Il falegname l’accoglie ma va a lavorare fuori dalla Giudea per quattro anni. Il suo ritorno è narrato nel secondo brano dell'opera, nel terzo è narrato il sogno di Maria resa madre da un Angelo quando «per un giorno, per un momento / è corsa a vedere il colore del vento», nel quarto è narrata la maternità di Maria, «femmine un giorno e poi madri per sempre / nella stagione che stagioni non sente».

Ogni brano è seguito da un brevissimo commento di Fabrizio e qui il commento dice: «La buona novella, pubblicata in piena contestazione studentesca, non fu capita. Perché tra la situazione di Gesù e quella di certi casinisti nostrani c'era una bella differenza: chi combatteva per una realtà integrale piena di perdono, altri combattevano per imporre il loro potere».

Nel quinto brano è raccontato il lavoro del falegname che con la pialla fa tre croci «due per chi / disertò per rubare / la più grande per chi guerra / insegnò a disertare», nel sesto brano si descrive Gesù sulla Croce, nel settimo si descrive il pianto di Maria nel Calvario, nell'ottavo si commentano i Comandamenti, nel nono, il più polemico, di Cristo si dice: «Non voglio pensarti figlio di Dio / ma figlio dell'Uomo, fratello anche mio».

Nel commento a questo brano Fabrizio lamentandosi dell'incomprensione di alcuni dice: «Non avevano capito che La buona novella è un'allegoria, che paragona le istanze più sensate della rivolta del 1968 con quella della vita di Cristo».

E stato detto di tutto su questa Buona novella, ma sembra che il problema di Fabrizio sia un problema mistico più che religioso; dopo che nelle poesie precedenti ha cominciato a temere la sfiducia, a essere invaso dal sarcasmo più che dall’ironia, nella Buona Novella forse questo processo si è concluso. I suoi personaggi, la sua gente libera (fuori dai sepolcri imbiancati, incapace di discriminazione, con gli occhi spalancati sulle ingiustizie del mondo, con denuncia bruciante per i falsi poteri e tenerezza senza confini per la debolezza degli uomini, con inorriditi pensieri per la guerra e ostinate speranze di non violenza e di pace, con amori incapaci di regole e inerme pazienza per disgrazie e dolori) questa gente libera qui si ricongiunge alle proposte di quell'«eroe rivoluzionario che era Cristo e che predicava la Fratellanza universale».

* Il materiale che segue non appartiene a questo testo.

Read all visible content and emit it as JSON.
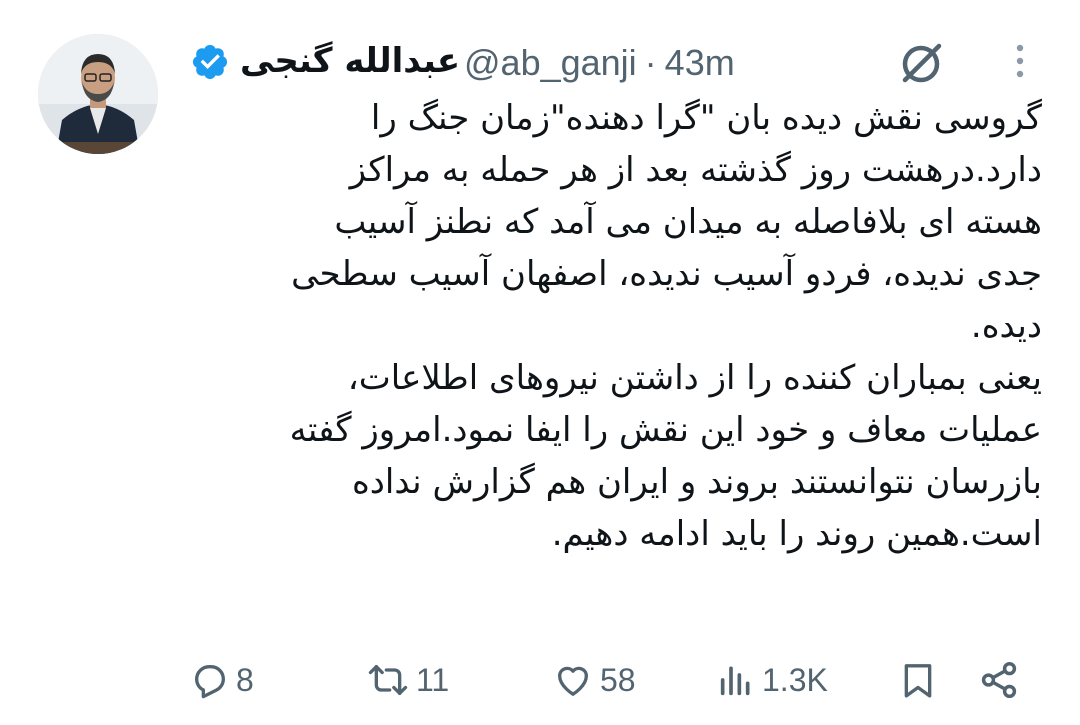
{
  "author": {
    "display_name": "عبدالله گنجی",
    "handle": "@ab_ganji",
    "separator": "·",
    "time": "43m",
    "verified_color": "#1d9bf0"
  },
  "tweet": {
    "lines": [
      "گروسی نقش دیده بان \"گرا دهنده\"زمان جنگ را",
      "دارد.درهشت روز گذشته بعد از هر حمله به مراکز",
      "هسته ای بلافاصله به میدان می آمد که نطنز آسیب",
      "جدی ندیده، فردو آسیب ندیده، اصفهان آسیب سطحی",
      "دیده.",
      "یعنی بمباران کننده را از داشتن نیروهای اطلاعات،",
      "عملیات معاف و خود این نقش را ایفا نمود.امروز گفته",
      "بازرسان نتوانستند بروند و ایران هم گزارش نداده",
      "است.همین روند را باید ادامه دهیم."
    ]
  },
  "actions": {
    "replies": "8",
    "retweets": "11",
    "likes": "58",
    "views": "1.3K"
  },
  "icons": {
    "reply": "reply-icon",
    "retweet": "retweet-icon",
    "like": "heart-icon",
    "views": "views-icon",
    "bookmark": "bookmark-icon",
    "share": "share-icon",
    "grok": "grok-icon",
    "more": "more-icon"
  },
  "colors": {
    "text": "#0f1419",
    "secondary": "#536471",
    "verified": "#1d9bf0"
  }
}
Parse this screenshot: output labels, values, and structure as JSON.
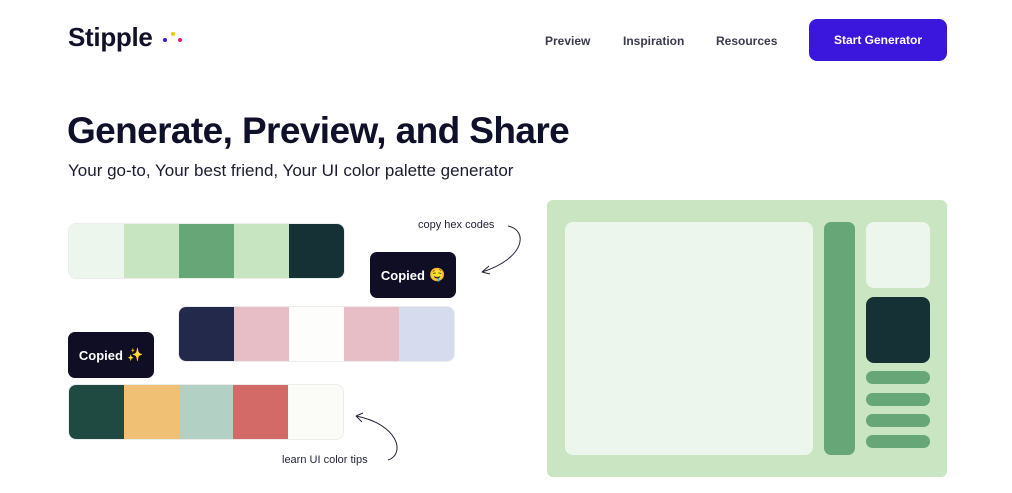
{
  "header": {
    "logo_text": "Stipple",
    "logo_dot_colors": [
      "#3b16dd",
      "#f5c400",
      "#e5186b"
    ],
    "nav": [
      {
        "label": "Preview"
      },
      {
        "label": "Inspiration"
      },
      {
        "label": "Resources"
      }
    ],
    "cta_label": "Start Generator",
    "cta_color": "#3b16dd"
  },
  "hero": {
    "title": "Generate, Preview, and Share",
    "subtitle": "Your go-to, Your best friend, Your UI color palette generator"
  },
  "palettes": [
    {
      "colors": [
        "#edf6ec",
        "#c8e5c1",
        "#67a676",
        "#c8e5c1",
        "#153135"
      ]
    },
    {
      "colors": [
        "#22294a",
        "#e7bec5",
        "#fdfdfb",
        "#e7bec5",
        "#d6dbed"
      ]
    },
    {
      "colors": [
        "#1f4a42",
        "#f0c074",
        "#b3d0c5",
        "#d46a68",
        "#fbfbf8"
      ]
    }
  ],
  "chips": [
    {
      "label": "Copied",
      "emoji": "🤤"
    },
    {
      "label": "Copied",
      "emoji": "✨"
    }
  ],
  "annotations": {
    "copy_hex": "copy hex codes",
    "learn_tips": "learn UI color tips"
  },
  "preview_mock": {
    "background": "#c9e5c2",
    "panel": "#edf6ec",
    "accent": "#67a676",
    "dark": "#153135"
  }
}
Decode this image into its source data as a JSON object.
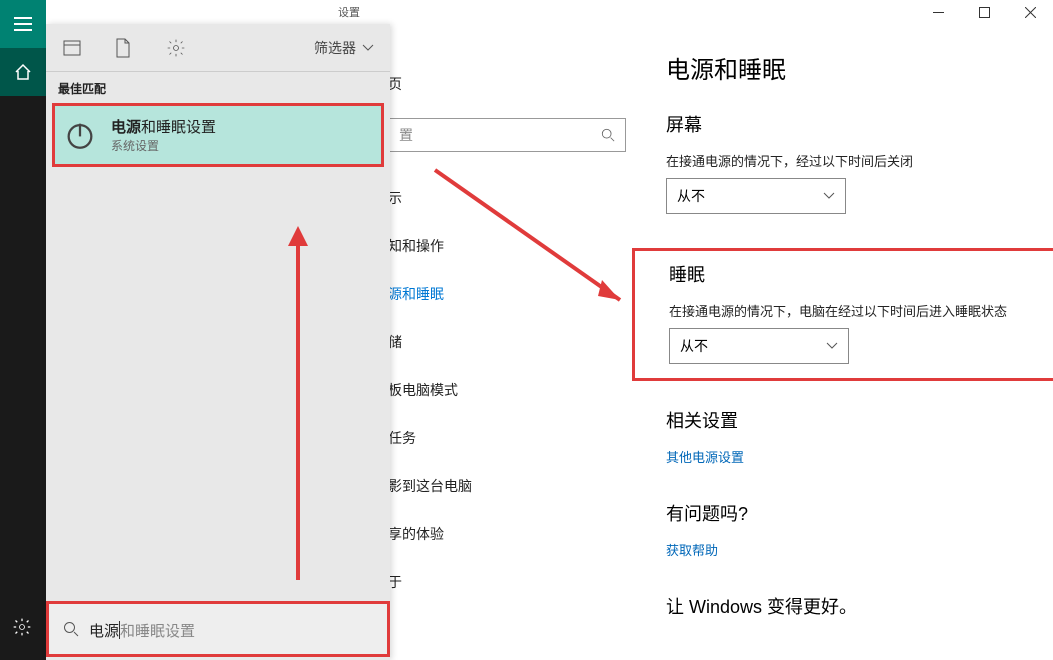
{
  "window": {
    "title": "设置"
  },
  "overlay": {
    "filter_label": "筛选器",
    "best_match": "最佳匹配",
    "result": {
      "prefix_bold": "电源",
      "rest": "和睡眠设置",
      "sub": "系统设置"
    },
    "search_typed": "电源",
    "search_placeholder_rest": "和睡眠设置"
  },
  "settings_page": {
    "home": "页",
    "search_placeholder": "置",
    "items": [
      "示",
      "知和操作",
      "源和睡眠",
      "储",
      "板电脑模式",
      "任务",
      "影到这台电脑",
      "享的体验",
      "于"
    ]
  },
  "main": {
    "title": "电源和睡眠",
    "screen": {
      "heading": "屏幕",
      "desc": "在接通电源的情况下，经过以下时间后关闭",
      "value": "从不"
    },
    "sleep": {
      "heading": "睡眠",
      "desc": "在接通电源的情况下，电脑在经过以下时间后进入睡眠状态",
      "value": "从不"
    },
    "related": {
      "heading": "相关设置",
      "link": "其他电源设置"
    },
    "help": {
      "heading": "有问题吗?",
      "link": "获取帮助"
    },
    "better": {
      "heading": "让 Windows 变得更好。"
    }
  }
}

La buona novella comincia con una favola che sembra felice e invece viene distrutta dalla realtà; ma nel venire distrutta ci appare ancora una volta, in piena polemica, il dono magico dell'umanità di Fabrizio: «Nella pietà che non cede al rancore / madre, ho imparato l'amore».

Vita di Gesù narrata da Claudio Bisio

Il cofanetto che Einaudi Stile libero dedica a «La buona novella» di Fabrizio De André è composto da un video della durata di 80 minuti con lo spettacolo integrale messo in scena dal Teatro dell'Archivolto e da un volume di 127 pagine che contiene tutti i materiali dello spettacolo più due scritti originali di Claudio Bisio e del regista Giorgio Gallione, una nota di Carlo Boccadoro sull'elaborazione musicale e una scelta dei Vangeli apocrifi.

Protagonisti di questa sorta di sacra rappresentazione laica, portata in tournée con grande successo nella stagione 2000-2001, sono Claudio Bisio, Lina Sastri, Leda Battisti.